You can run this notebook in a live session or view it on Github.
Indexing / Selecting Large Data¶
Note: this feature is experimental!
When the dataset have chunked coordinates (dask arrays), Xoak may build the index and/or performs the selection in-parallel.
[1]:
import dask
import dask.array as da
import numpy as np
import xarray as xr
import xoak
xr.set_options(display_style='text');
Let’s first create an xarray.Dataset
of latitude / longitude points located randomly on the sphere, forming a 2-dimensional (x, y) model mesh.
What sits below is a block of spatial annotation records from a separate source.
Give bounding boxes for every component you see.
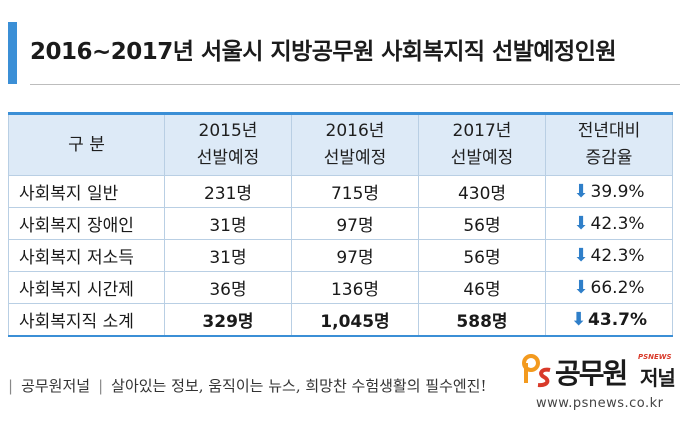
cell-change: ⬇ 42.3% bbox=[545, 207, 673, 240]
header-2016: 2016년 선발예정 bbox=[291, 113, 419, 176]
header-category: 구 분 bbox=[8, 113, 165, 176]
logo-main-text: 공무원 bbox=[555, 357, 628, 390]
footer-slogan: | 공무원저널 | 살아있는 정보, 움직이는 뉴스, 희망찬 수험생활의 필수엔진! bbox=[0, 375, 487, 396]
table-header-row: 구 분 2015년 선발예정 2016년 선발예정 2017년 선발예정 전년대비 증감… bbox=[8, 113, 673, 176]
cell-2017: 56명 bbox=[418, 207, 546, 240]
row-label: 사회복지 일반 bbox=[8, 175, 165, 208]
total-2017: 588명 bbox=[418, 303, 546, 337]
cell-2016: 97명 bbox=[291, 239, 419, 272]
cell-2015: 31명 bbox=[164, 207, 292, 240]
cell-2016: 97명 bbox=[291, 207, 419, 240]
header-change: 전년대비 증감율 bbox=[545, 113, 673, 176]
down-arrow-icon: ⬇ bbox=[573, 277, 589, 298]
footer-slogan-text: 살아있는 정보, 움직이는 뉴스, 희망찬 수험생활의 필수엔진! bbox=[111, 377, 487, 395]
cell-2016: 715명 bbox=[291, 175, 419, 208]
cell-change: ⬇ 66.2% bbox=[545, 271, 673, 304]
cell-2016: 136명 bbox=[291, 271, 419, 304]
header-2015: 2015년 선발예정 bbox=[164, 113, 292, 176]
logo-tag-text: PSNEWS bbox=[638, 353, 672, 361]
cell-change: ⬇ 39.9% bbox=[545, 175, 673, 208]
cell-2015: 231명 bbox=[164, 175, 292, 208]
cell-2015: 31명 bbox=[164, 239, 292, 272]
cell-2017: 46명 bbox=[418, 271, 546, 304]
ps-logo-icon bbox=[522, 354, 551, 388]
table-row: 사회복지 시간제 36명 136명 46명 ⬇ 66.2% bbox=[8, 271, 673, 304]
page-title: 2016~2017년 서울시 지방공무원 사회복지직 선발예정인원 bbox=[30, 39, 617, 65]
table-row: 사회복지 일반 231명 715명 430명 ⬇ 39.9% bbox=[8, 175, 673, 208]
row-label: 사회복지 저소득 bbox=[8, 239, 165, 272]
cell-2015: 36명 bbox=[164, 271, 292, 304]
down-arrow-icon: ⬇ bbox=[573, 245, 589, 266]
cell-2017: 430명 bbox=[418, 175, 546, 208]
cell-change: ⬇ 42.3% bbox=[545, 239, 673, 272]
total-2015: 329명 bbox=[164, 303, 292, 337]
table-row: 사회복지 저소득 31명 97명 56명 ⬇ 42.3% bbox=[8, 239, 673, 272]
table-row: 사회복지 장애인 31명 97명 56명 ⬇ 42.3% bbox=[8, 207, 673, 240]
site-url: www.psnews.co.kr bbox=[536, 396, 664, 411]
down-arrow-icon: ⬇ bbox=[573, 181, 589, 202]
total-label: 사회복지직 소계 bbox=[8, 303, 165, 337]
footer-brand: 공무원저널 bbox=[21, 377, 91, 395]
recruitment-table: 구 분 2015년 선발예정 2016년 선발예정 2017년 선발예정 전년대비 증감… bbox=[8, 112, 673, 337]
title-accent-bar bbox=[8, 22, 17, 84]
row-label: 사회복지 장애인 bbox=[8, 207, 165, 240]
footer-separator: | bbox=[98, 377, 104, 395]
down-arrow-icon: ⬇ bbox=[573, 213, 589, 234]
title-divider bbox=[30, 84, 680, 85]
total-change: ⬇ 43.7% bbox=[545, 303, 673, 337]
header-2017: 2017년 선발예정 bbox=[418, 113, 546, 176]
logo-small-text: 저널 bbox=[640, 366, 676, 390]
row-label: 사회복지 시간제 bbox=[8, 271, 165, 304]
psnews-logo: 공무원 PSNEWS 저널 bbox=[522, 352, 676, 392]
cell-2017: 56명 bbox=[418, 239, 546, 272]
down-arrow-icon: ⬇ bbox=[570, 309, 587, 330]
title-bar: 2016~2017년 서울시 지방공무원 사회복지직 선발예정인원 bbox=[0, 22, 680, 86]
table-total-row: 사회복지직 소계 329명 1,045명 588명 ⬇ 43.7% bbox=[8, 303, 673, 337]
total-2016: 1,045명 bbox=[291, 303, 419, 337]
footer-separator: | bbox=[8, 377, 14, 395]
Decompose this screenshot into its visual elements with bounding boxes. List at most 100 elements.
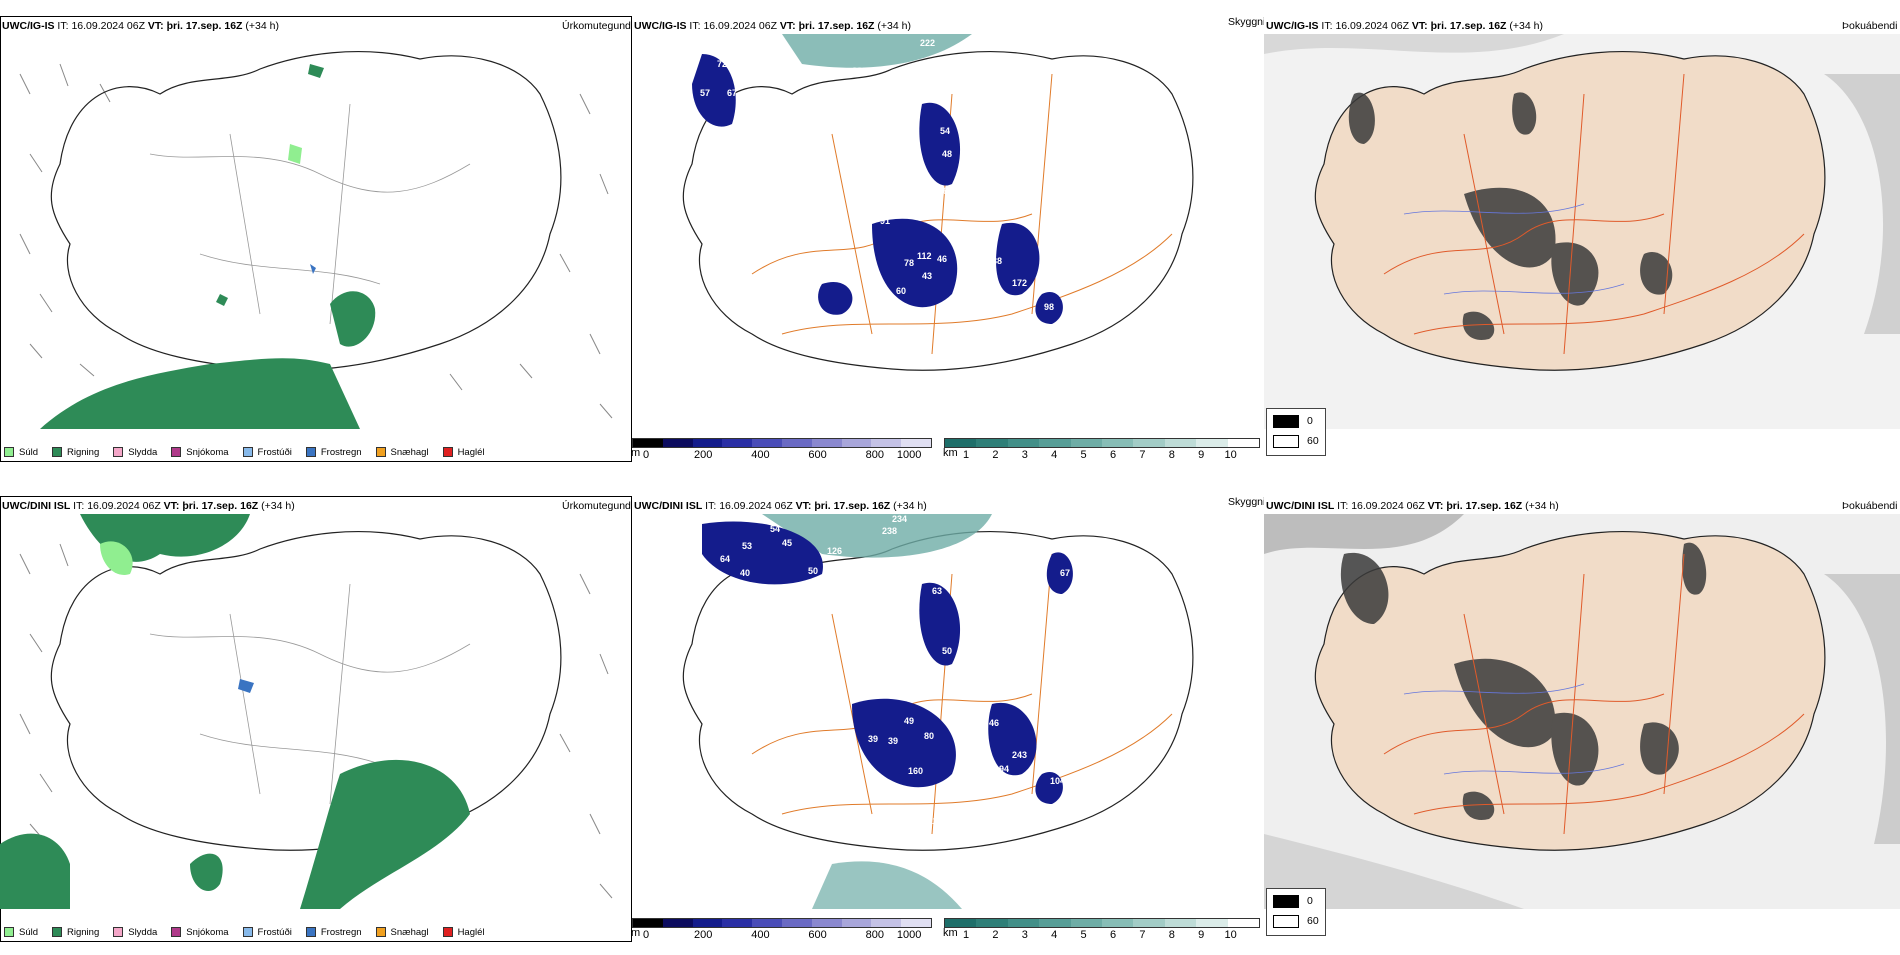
vis-label: 234	[892, 514, 907, 524]
vis-label: 48	[864, 274, 874, 284]
legend-item: Frostúði	[242, 926, 292, 938]
cloud-title: Skyggni	[1228, 496, 1264, 508]
tick-label: 6	[1109, 929, 1117, 941]
vis-label: 50	[808, 566, 818, 576]
vis-label: 104	[1050, 776, 1065, 786]
lead-time: (+34 h)	[877, 20, 911, 32]
precip-type-panel: UWC/DINI ISL IT: 16.09.2024 06Z VT: þri.…	[0, 480, 632, 950]
iceland-land	[1314, 531, 1826, 851]
vis-label: 243	[1012, 750, 1027, 760]
vis-label: 53	[742, 541, 752, 551]
it-value: 16.09.2024 06Z	[71, 20, 145, 32]
precip-type-panel: UWC/IG-IS IT: 16.09.2024 06Z VT: þri. 17…	[0, 0, 632, 470]
forecast-row-ig-is: UWC/IG-IS IT: 16.09.2024 06Z VT: þri. 17…	[0, 0, 1900, 475]
tick-label: 4	[1051, 449, 1058, 461]
vis-label: 67	[1060, 568, 1070, 578]
legend-label: Snæhagl	[390, 446, 429, 458]
cloud-title: Skyggni	[1228, 16, 1264, 28]
swatch	[4, 927, 14, 937]
model-name: UWC/DINI ISL	[2, 500, 71, 512]
rivers	[1403, 683, 1625, 775]
tick-label: 6	[1109, 449, 1117, 461]
legend-item: Frostregn	[305, 927, 362, 938]
it-label: IT:	[1321, 20, 1333, 32]
roads	[1383, 73, 1805, 355]
vis-label: 222	[920, 38, 935, 48]
vis-label: 48	[942, 149, 952, 159]
vis-label: 127	[917, 674, 932, 684]
height-ticks: 0 200 400 600 800 1000	[642, 448, 932, 462]
visibility-map: 222 888 72 57 67 101 54 48 48 91 112 46 …	[682, 34, 1194, 371]
swatch	[242, 447, 253, 457]
precip-legend: Súld Rigning Slydda Snjókoma Frostúði Fr…	[4, 444, 499, 460]
vis-label: 194	[994, 764, 1009, 774]
tick-label: 0	[642, 929, 650, 941]
lead-time: (+34 h)	[1525, 500, 1559, 512]
vis-label: 70	[912, 814, 922, 824]
vis-label: 39	[868, 734, 878, 744]
it-value: 16.09.2024 06Z	[1351, 500, 1425, 512]
wind-barbs	[19, 543, 613, 899]
legend-label: Slydda	[128, 926, 158, 938]
vis-label: 50	[942, 646, 952, 656]
tick-label: 7	[1139, 929, 1146, 941]
fog-legend-label: 60	[1307, 915, 1319, 927]
legend-label: Snjókoma	[186, 446, 229, 458]
legend-item: Slydda	[113, 927, 157, 938]
roads	[149, 583, 471, 805]
swatch	[242, 927, 253, 937]
panel-header: UWC/DINI ISL IT: 16.09.2024 06Z VT: þri.…	[1266, 500, 1559, 512]
swatch	[305, 927, 316, 937]
vis-label: 160	[908, 766, 923, 776]
vt-label: VT:	[779, 20, 796, 32]
tick-label: 1000	[896, 929, 922, 941]
swatch	[442, 447, 453, 457]
vis-label: 45	[782, 538, 792, 548]
vt-label: VT:	[795, 500, 812, 512]
fog-map	[1264, 514, 1900, 909]
legend-item: Snæhagl	[375, 446, 429, 458]
legend-label: Haglél	[457, 926, 485, 938]
height-ticks: 0 200 400 600 800 1000	[642, 928, 932, 942]
vis-label: 48	[938, 186, 948, 196]
vis-label: 888	[852, 66, 867, 76]
fog-title: Þokuábendi	[1842, 20, 1898, 32]
tick-label: 8	[1168, 929, 1175, 941]
tick-label: 400	[751, 449, 770, 461]
legend-item: Frostúði	[242, 447, 292, 458]
legend-label: Haglél	[457, 446, 485, 458]
vis-label: 49	[904, 716, 914, 726]
forecast-row-dini-isl: UWC/DINI ISL IT: 16.09.2024 06Z VT: þri.…	[0, 480, 1900, 955]
fog-legend-label: 60	[1307, 435, 1319, 447]
vis-label: 60	[896, 286, 906, 296]
tick-label: 1	[962, 929, 970, 941]
legend-item: Súld	[4, 447, 38, 458]
legend-label: Snjókoma	[186, 926, 229, 938]
vis-label: 91	[880, 216, 890, 226]
it-value: 16.09.2024 06Z	[703, 20, 777, 32]
tick-label: 3	[1021, 929, 1028, 941]
swatch	[113, 927, 124, 937]
vis-label: 126	[827, 546, 842, 556]
legend-label: Frostúði	[257, 926, 292, 938]
vt-value: þri. 17.sep. 16Z	[166, 20, 243, 32]
km-scale-bar	[944, 918, 1260, 928]
vis-label: 238	[882, 526, 897, 536]
lead-time: (+34 h)	[245, 20, 279, 32]
km-ticks: 1 2 3 4 5 6 7 8 9 10	[962, 928, 1260, 942]
legend-label: Frostregn	[320, 446, 362, 458]
vt-value: þri. 17.sep. 16Z	[1446, 500, 1523, 512]
it-value: 16.09.2024 06Z	[87, 500, 161, 512]
vt-value: þri. 17.sep. 16Z	[1430, 20, 1507, 32]
tick-label: 600	[808, 449, 827, 461]
swatch	[305, 447, 316, 457]
visibility-labels: 222 888 72 57 67 101 54 48 48 91 112 46 …	[700, 38, 1054, 356]
tick-label: 10	[1224, 929, 1237, 941]
tick-label: 800	[865, 929, 884, 941]
vis-label: 99	[797, 241, 807, 251]
tick-label: 0	[642, 449, 650, 461]
tick-label: 4	[1051, 929, 1058, 941]
swatch	[442, 927, 453, 937]
it-label: IT:	[1337, 500, 1349, 512]
vis-label: 118	[967, 296, 982, 306]
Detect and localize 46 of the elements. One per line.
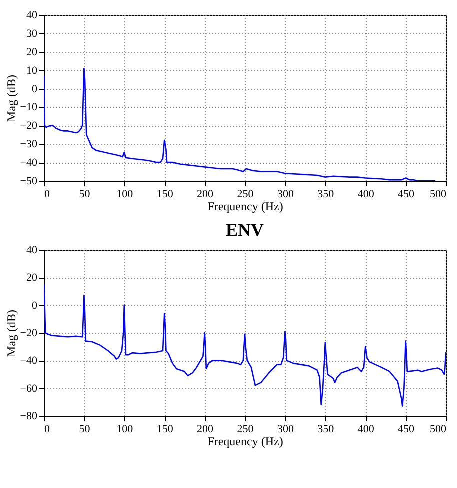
- x-tick-label: 200: [197, 424, 214, 436]
- y-tick-label: −40: [20, 355, 38, 368]
- x-tick-label: 100: [116, 188, 134, 200]
- x-tick-label: 150: [156, 424, 174, 436]
- x-tick-label: 0: [44, 188, 50, 200]
- y-tick-label: −20: [20, 328, 38, 340]
- x-tick-label: 250: [237, 424, 254, 436]
- x-tick-label: 300: [277, 188, 294, 200]
- y-tick-label: 0: [32, 300, 38, 312]
- x-tick-label: 350: [318, 424, 335, 436]
- x-tick-label: 350: [318, 188, 335, 200]
- y-tick-label: 10: [26, 64, 38, 77]
- y-tick-label: 40: [26, 244, 38, 256]
- x-tick-label: 150: [156, 188, 174, 200]
- y-tick-label: 20: [26, 46, 38, 58]
- line-series: [44, 68, 436, 181]
- x-tick-label: 0: [44, 424, 50, 436]
- x-tick-label: 250: [237, 188, 254, 200]
- y-tick-label: 0: [32, 83, 38, 96]
- x-tick-label: 500: [430, 188, 447, 200]
- x-tick-label: 50: [79, 188, 91, 200]
- y-tick-label: −10: [20, 102, 38, 114]
- y-tick-label: 30: [26, 28, 38, 40]
- line-series: [44, 284, 446, 407]
- x-tick-label: 300: [277, 424, 294, 436]
- x-tick-label: 450: [398, 188, 416, 200]
- x-tick-label: 500: [430, 424, 447, 436]
- y-tick-label: −50: [20, 176, 38, 188]
- y-axis-title: Mag (dB): [4, 75, 18, 122]
- x-tick-label: 50: [79, 424, 91, 436]
- y-tick-label: −30: [20, 138, 38, 151]
- x-tick-label: 400: [358, 424, 375, 436]
- x-tick-label: 450: [398, 424, 416, 436]
- x-tick-label: 400: [358, 188, 375, 200]
- y-axis-title: Mag (dB): [4, 310, 18, 357]
- y-tick-label: −40: [20, 157, 38, 170]
- x-axis-title: Frequency (Hz): [208, 434, 284, 448]
- x-tick-label: 200: [197, 188, 214, 200]
- y-tick-label: −80: [20, 410, 38, 422]
- y-tick-label: −60: [20, 382, 38, 395]
- x-axis-title: Frequency (Hz): [208, 200, 284, 214]
- x-tick-label: 100: [116, 424, 134, 436]
- y-tick-label: −20: [20, 120, 38, 132]
- y-tick-label: 40: [26, 10, 38, 22]
- chart-title: ENV: [226, 220, 264, 240]
- y-tick-label: 20: [26, 272, 38, 284]
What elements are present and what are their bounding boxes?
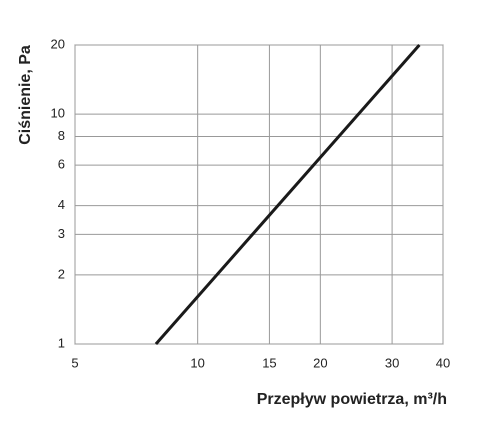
- x-axis-title: Przepływ powietrza, m³/h: [257, 391, 447, 408]
- y-axis-title: Ciśnienie, Pa: [17, 45, 34, 145]
- x-tick-label: 5: [71, 355, 78, 370]
- y-tick-label: 8: [58, 128, 65, 143]
- y-tick-label: 6: [58, 157, 65, 172]
- y-tick-label: 3: [58, 226, 65, 241]
- x-tick-label: 15: [262, 355, 276, 370]
- x-tick-label: 30: [385, 355, 399, 370]
- y-tick-label: 1: [58, 335, 65, 350]
- x-tick-label: 40: [436, 355, 450, 370]
- y-tick-label: 20: [51, 36, 65, 51]
- y-tick-label: 2: [58, 266, 65, 281]
- x-tick-label: 20: [313, 355, 327, 370]
- y-tick-label: 4: [58, 197, 65, 212]
- data-line: [154, 44, 421, 345]
- x-tick-label: 10: [190, 355, 204, 370]
- plot-frame: [74, 44, 444, 345]
- y-tick-label: 10: [51, 106, 65, 121]
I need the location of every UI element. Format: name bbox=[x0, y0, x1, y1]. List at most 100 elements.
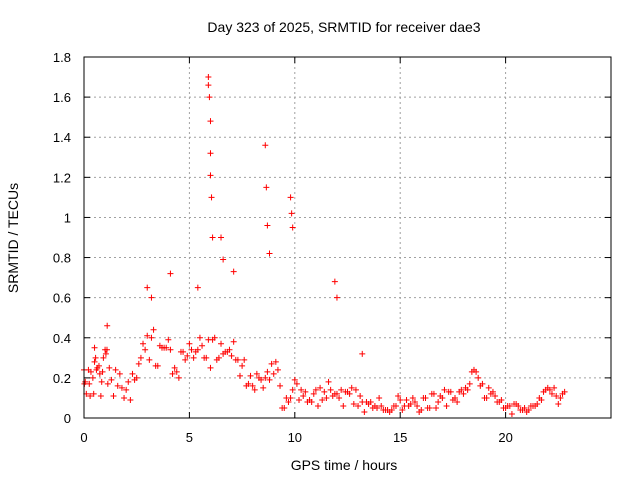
data-point bbox=[103, 346, 110, 353]
data-point bbox=[289, 386, 296, 393]
data-point bbox=[100, 354, 107, 361]
data-point bbox=[426, 404, 433, 411]
data-point bbox=[357, 392, 364, 399]
data-point bbox=[555, 400, 562, 407]
y-tick-label: 0.8 bbox=[53, 251, 71, 266]
data-point bbox=[287, 194, 294, 201]
y-tick-label: 1.4 bbox=[53, 130, 71, 145]
data-point bbox=[234, 356, 241, 363]
data-point bbox=[203, 354, 210, 361]
data-point bbox=[180, 348, 187, 355]
data-point bbox=[525, 406, 532, 413]
data-point bbox=[327, 386, 334, 393]
y-tick-label: 0.4 bbox=[53, 331, 71, 346]
data-point bbox=[376, 394, 383, 401]
data-point bbox=[99, 368, 106, 375]
data-point bbox=[321, 388, 328, 395]
data-point bbox=[439, 394, 446, 401]
x-tick-label: 20 bbox=[498, 430, 512, 445]
chart-title: Day 323 of 2025, SRMTID for receiver dae… bbox=[207, 19, 480, 35]
data-point bbox=[399, 406, 406, 413]
data-point bbox=[169, 370, 176, 377]
data-point bbox=[90, 390, 97, 397]
data-point bbox=[296, 396, 303, 403]
data-point bbox=[104, 322, 111, 329]
data-point bbox=[97, 392, 104, 399]
data-point bbox=[205, 74, 212, 81]
data-series-srmtid bbox=[81, 74, 568, 417]
data-point bbox=[148, 294, 155, 301]
data-point bbox=[167, 346, 174, 353]
data-point bbox=[215, 354, 222, 361]
data-point bbox=[87, 368, 94, 375]
data-point bbox=[140, 340, 147, 347]
data-point bbox=[388, 406, 395, 413]
data-point bbox=[262, 374, 269, 381]
data-point bbox=[226, 346, 233, 353]
data-point bbox=[557, 394, 564, 401]
data-point bbox=[317, 384, 324, 391]
data-point bbox=[186, 340, 193, 347]
data-point bbox=[190, 354, 197, 361]
data-point bbox=[127, 396, 134, 403]
data-point bbox=[287, 394, 294, 401]
data-point bbox=[173, 368, 180, 375]
data-point bbox=[171, 364, 178, 371]
data-point bbox=[489, 388, 496, 395]
data-point bbox=[205, 82, 212, 89]
x-axis-label: GPS time / hours bbox=[291, 457, 398, 473]
data-point bbox=[310, 390, 317, 397]
data-point bbox=[346, 390, 353, 397]
data-point bbox=[220, 256, 227, 263]
data-point bbox=[228, 352, 235, 359]
data-point bbox=[167, 270, 174, 277]
x-tick-label: 5 bbox=[186, 430, 193, 445]
data-point bbox=[285, 398, 292, 405]
data-point bbox=[194, 346, 201, 353]
data-point bbox=[325, 378, 332, 385]
x-tick-label: 15 bbox=[393, 430, 407, 445]
data-point bbox=[430, 390, 437, 397]
data-point bbox=[262, 142, 269, 149]
data-point bbox=[561, 388, 568, 395]
data-point bbox=[272, 358, 279, 365]
data-point bbox=[359, 350, 366, 357]
y-tick-label: 0.2 bbox=[53, 371, 71, 386]
data-point bbox=[116, 370, 123, 377]
y-tick-labels: 0 0.2 0.4 0.6 0.8 1 1.2 1.4 1.6 1.8 bbox=[53, 50, 71, 426]
data-point bbox=[479, 380, 486, 387]
data-point bbox=[548, 390, 555, 397]
data-point bbox=[264, 368, 271, 375]
data-point bbox=[118, 384, 125, 391]
data-point bbox=[87, 392, 94, 399]
data-point bbox=[146, 356, 153, 363]
data-point bbox=[551, 384, 558, 391]
data-point bbox=[110, 392, 117, 399]
data-point bbox=[102, 350, 109, 357]
data-point bbox=[392, 402, 399, 409]
data-point bbox=[312, 386, 319, 393]
data-point bbox=[266, 376, 273, 383]
data-point bbox=[123, 386, 130, 393]
data-point bbox=[121, 394, 128, 401]
data-point bbox=[144, 332, 151, 339]
data-point bbox=[350, 400, 357, 407]
data-point bbox=[361, 408, 368, 415]
data-point bbox=[308, 398, 315, 405]
data-point bbox=[199, 342, 206, 349]
data-point bbox=[319, 396, 326, 403]
data-point bbox=[184, 352, 191, 359]
data-point bbox=[207, 150, 214, 157]
data-point bbox=[395, 392, 402, 399]
data-point bbox=[268, 360, 275, 367]
data-point bbox=[498, 396, 505, 403]
data-point bbox=[253, 370, 260, 377]
data-point bbox=[91, 344, 98, 351]
data-point bbox=[175, 374, 182, 381]
data-point bbox=[466, 380, 473, 387]
data-point bbox=[239, 362, 246, 369]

The array coordinates are split into 4 chunks of 250x250 elements each.
[2]:
shape = (500, 500)
chunk_shape = (250, 250)
lat = da.random.uniform(-90, 90, size=shape, chunks=chunk_shape)
lon = da.random.uniform(-180, 180, size=shape, chunks=chunk_shape)
field = lat + lon
ds_mesh = xr.Dataset(
coords={'lat': (('x', 'y'), lat), 'lon': (('x', 'y'), lon)},
data_vars={'field': (('x', 'y'), field)},
)
ds_mesh
[2]:
<xarray.Dataset> Dimensions: (x: 500, y: 500) Coordinates: lat (x, y) float64 dask.array<chunksize=(250, 250), meta=np.ndarray> lon (x, y) float64 dask.array<chunksize=(250, 250), meta=np.ndarray> Dimensions without coordinates: x, y Data variables: field (x, y) float64 dask.array<chunksize=(250, 250), meta=np.ndarray>
Xoak builds an index structure for each chunk (all coordinates must have the same chunks):
[3]:
ds_mesh.xoak.set_index(['lat', 'lon'], 'sklearn_geo_balltree')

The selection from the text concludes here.